The Vineyard at Painted Moon by Susan Mallery



            “You would say that. It’s your wine.” Stephanie looked over Mackenzie’s shoulder and smiled. “Here comes your handsome husband. I’m guessing he wants your first dance.”

            Mackenzie turned and watched as Rhys approached. He enjoyed the dancing at the Solstice Party and took all the female guests for a turn around the dance floor, but he always saved the first one for her.

            “Shall we?” he asked, holding out his hand.

            She passed her wineglass to Stephanie, then followed her husband to the small dance floor. No one else joined them, but she knew that would change as soon as they got things started.

            “We need to check the Seven Hills drip system,” she said as they moved in time with the music. “The forecast says we’re going to get hotter and drier in the next few weeks, and I want to control the exact amount of moisture.”

            One of the advantages of “new world” vineyards was the ability to control quality by providing exactly the right amount of irrigation. Once the fruit was established, she could stress the vines, causing them to focus more intensely on the fruit.

            “I know better than to point out we walked the vineyard last month,” Rhys said lightly.

            “That was a general check. Now I have a specific concern.”

            “As you wish.” He spun them in a tight circle. “Maybe the rest of the work conversation could wait until tomorrow.”

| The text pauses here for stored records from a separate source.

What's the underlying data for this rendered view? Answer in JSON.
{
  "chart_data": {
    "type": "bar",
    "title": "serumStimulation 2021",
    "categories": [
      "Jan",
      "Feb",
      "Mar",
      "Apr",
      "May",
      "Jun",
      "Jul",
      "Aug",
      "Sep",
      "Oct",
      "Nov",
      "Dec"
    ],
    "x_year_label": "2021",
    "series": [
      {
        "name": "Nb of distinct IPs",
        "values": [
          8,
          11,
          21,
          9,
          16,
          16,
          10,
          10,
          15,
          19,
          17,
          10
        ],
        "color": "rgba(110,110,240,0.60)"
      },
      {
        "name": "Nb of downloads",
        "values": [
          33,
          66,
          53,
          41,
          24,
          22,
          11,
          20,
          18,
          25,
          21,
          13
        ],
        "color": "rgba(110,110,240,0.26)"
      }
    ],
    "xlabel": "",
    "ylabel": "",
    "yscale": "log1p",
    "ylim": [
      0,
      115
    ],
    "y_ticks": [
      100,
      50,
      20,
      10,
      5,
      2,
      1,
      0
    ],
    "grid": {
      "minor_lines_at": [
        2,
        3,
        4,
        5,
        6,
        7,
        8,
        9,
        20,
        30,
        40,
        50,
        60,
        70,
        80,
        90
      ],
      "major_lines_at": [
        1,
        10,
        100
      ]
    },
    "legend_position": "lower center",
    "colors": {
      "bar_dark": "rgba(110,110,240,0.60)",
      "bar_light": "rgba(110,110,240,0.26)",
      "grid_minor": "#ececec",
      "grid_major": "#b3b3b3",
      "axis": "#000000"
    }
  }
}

            “What?” Why wouldn’t they talk about—“Oh. The party. Sorry.”

            “Don’t apologize. You’re never truly off duty, but if we could put it on hold for the night, I would appreciate it.”

            Because he enjoyed events like these. He liked talking to his friends and meeting new people and generally being social. Rhys was much more extroverted than she was. If someone new joined the tight circle of vineyard owners in the area, he was the first one to go introduce himself.

            She nodded her agreement and tried to think of something to talk about that wasn’t vineyard or wine related.

            “I hope Kyle leaves Stephanie alone,” she said, thinking that was a more neutral topic. “She’s trying hard to move on.”

            “She has to figure out what she wants. He’s always going to ask—it’s up to her to tell him no and mean it.”

            She knew he was right, but for some reason his blunt assessment irritated her.

            “That’s not very understanding,” she said before she could stop herself. “Kyle’s a big-time Seattle sportscaster with the ability to find a different woman every night. Stephanie’s a small-town single mom working at the family business. Where, exactly, is she supposed to meet someone?”

            Her husband stared at her. “What does her dating someone else have to do with whether or not she’s still sleeping with Kyle?”

            “There aren’t any other options for her. She’s lonely.”

            “She’s going to stay lonely until she gets herself out there.”

            “What there are you talking about? The giant singles scene here in Walla Walla?”

            They stopped dancing and stared at each other. Mackenzie realized this was the closest she and Rhys had come to having an actual argument in years. She had no idea why she had so much energy about the topic or what was causing her growing annoyance. But whatever it was, the Summer Solstice Party was not the place to give in to unexplained emotions.